Лопатин молчал, понимая, что Велихов говорит святую правду и выволочку получит, но, решившись на риск, который ему предстоит, уже не пойдет на попятный. Если не успеет вмешаться какое-нибудь его начальство.

Об этом же, оказывается, подумал и Велихов, потому что вдруг спросил Лопатина, заезжал ли он к кому-нибудь по дороге в полк.

— Никуда не заезжал — прямо к вам.

— Тогда так, — помолчав и подумав, сказал Велихов. — Пока не придем с вами ночью на КП батальона — заранее никому ни слова! А когда будем переправляться туда и обратно — я, конечно, с вами буду, — попрошу беспрекословно меня слушать. И предупреждаю: переправимся туда ровно на два часа, сам засеку время, и никаких разговоров. Обратно — значит, обратно!

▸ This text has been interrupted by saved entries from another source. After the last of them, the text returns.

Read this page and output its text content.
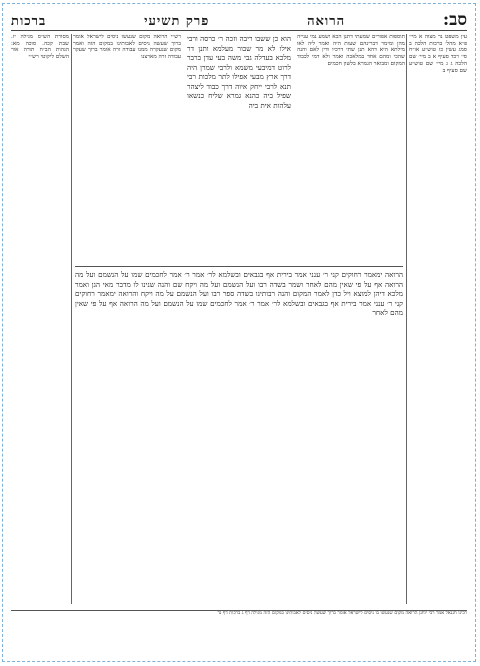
סב:
הרואה
פרק תשיעי
ברכות
עין משפט נר מצוה א מיי׳ פ״א מהל׳ ברכות הלכה ב סמג עשין כז טוש״ע או״ח סי׳ רכד סעיף א ב מיי׳ שם הלכה ג ג מיי׳ שם טוש״ע שם סעיף ב
תוספות אפורים שמעתי דתנן הכא ושמע נמי ענייה מהן ומימר דברינהם שעות היה ואמר ליה לאו מילתא היא דהא תנן שתי דרכיו ודין לאם והנה שהכי ומהם אחד במלאכה ואמר ולא דמי לכבוד המקום ומבואר הגמרא בלשון חכמים
הוא כן ששבו ריבה וזכה ר׳ כרסה ורבי אילו לא מר שבור מעלמא ותנן דר מלכא בעדלה גבי משה בעי עדן ברבר לרוט דמיבעי משמא ולרבי שמרן היה דרך ארץ מבעי אפילו לתר מלכות רבי תנא לרבי ייחק איוה דרך כבוד ליצהר שפיל ביה כהנא גמרא שליח כנשאו עלהות אית ביה
רש״י הרואה מקום שנעשו ניסים לישראל אומר ברוך שעשה ניסים לאבותינו במקום הזה ואמר מקום שנעקרה ממנו עבודה זרה אומר ברוך שעקר עבודה זרה מארצנו
מסורת הש״ס מגילה יז. שבת קכה. סוכה מא: הגהות הב״ח תורה אור השלם ליקוטי רש״י
הרואה ימאמר רחוקים קני ר׳ ענני אמר בירית אף בגבאים ובשלמא לר׳ אמר ר׳ אמר לחכמים שמו על הנשמם ועל מה הרואה אף על פי שאין מהם לאחר ושמר בשדה רבו ועל הנשמם ועל מה ויקח שם והנה שנינו לו מדבר מאי הגן ואמר מלכא דיהן למוצא ויל כדן לאמר המקום והנה רבותינו בשדה ספר רבו ועל הנשמם על מה ויקח והרואה ימאמר רחוקים קני ר׳ ענני אמר בירית אף בגבאים ובשלמא לר׳ אמר ר׳ אמר לחכמים שמו על הנשמם ועל מה הרואה אף על פי שאין מהם לאחר
רבינו חננאל אמר רבי יוחנן הרואה מקום שנעשו בו ניסים לישראל אומר ברוך שעשה ניסים לאבותינו במקום הזה מגילה דף ג ברכות דף נד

— Спасибо, все ясно. А теперь пойдемте ужинать, — сказал Лопатин. — От начальника Политотдела вам сильно досталось?

— За то, что переправил туда — нет, потому что по его собственному приказанию. А за то, что сам не сопроводил, поначалу досталось. Но замполит дивизии заступился, объяснил, что я хотел, но не мог, что у меня в эту ночь в третьем батальоне ЧП было — неудачная разведка. При обратном переходе нарвались: пятеро вернулись, а шестого у немцев оставили, не вынесли с собой. Хотя заявили, что убитый, но вы же знаете, как с этим, — оставлять не положено. И пока сам не добился, чтоб еще раз пошли и вынесли, находился там у них. Начальника штаба за себя оставил, а с корреспондентом пришлось — Салимова, ПНШ-1. Считал, что с ним лучше всего, а вышло — хуже.

— Почему — хуже? — спросил Лопатин.

— Салимов вообще-то выпивает, была такая опасность. Но я это предупредил, и он обещал.

— Не сдержал? — спросил Лопатин, вспомнив способность Гурского пить без последствий для себя и соблазнять других, иногда — с последствиями.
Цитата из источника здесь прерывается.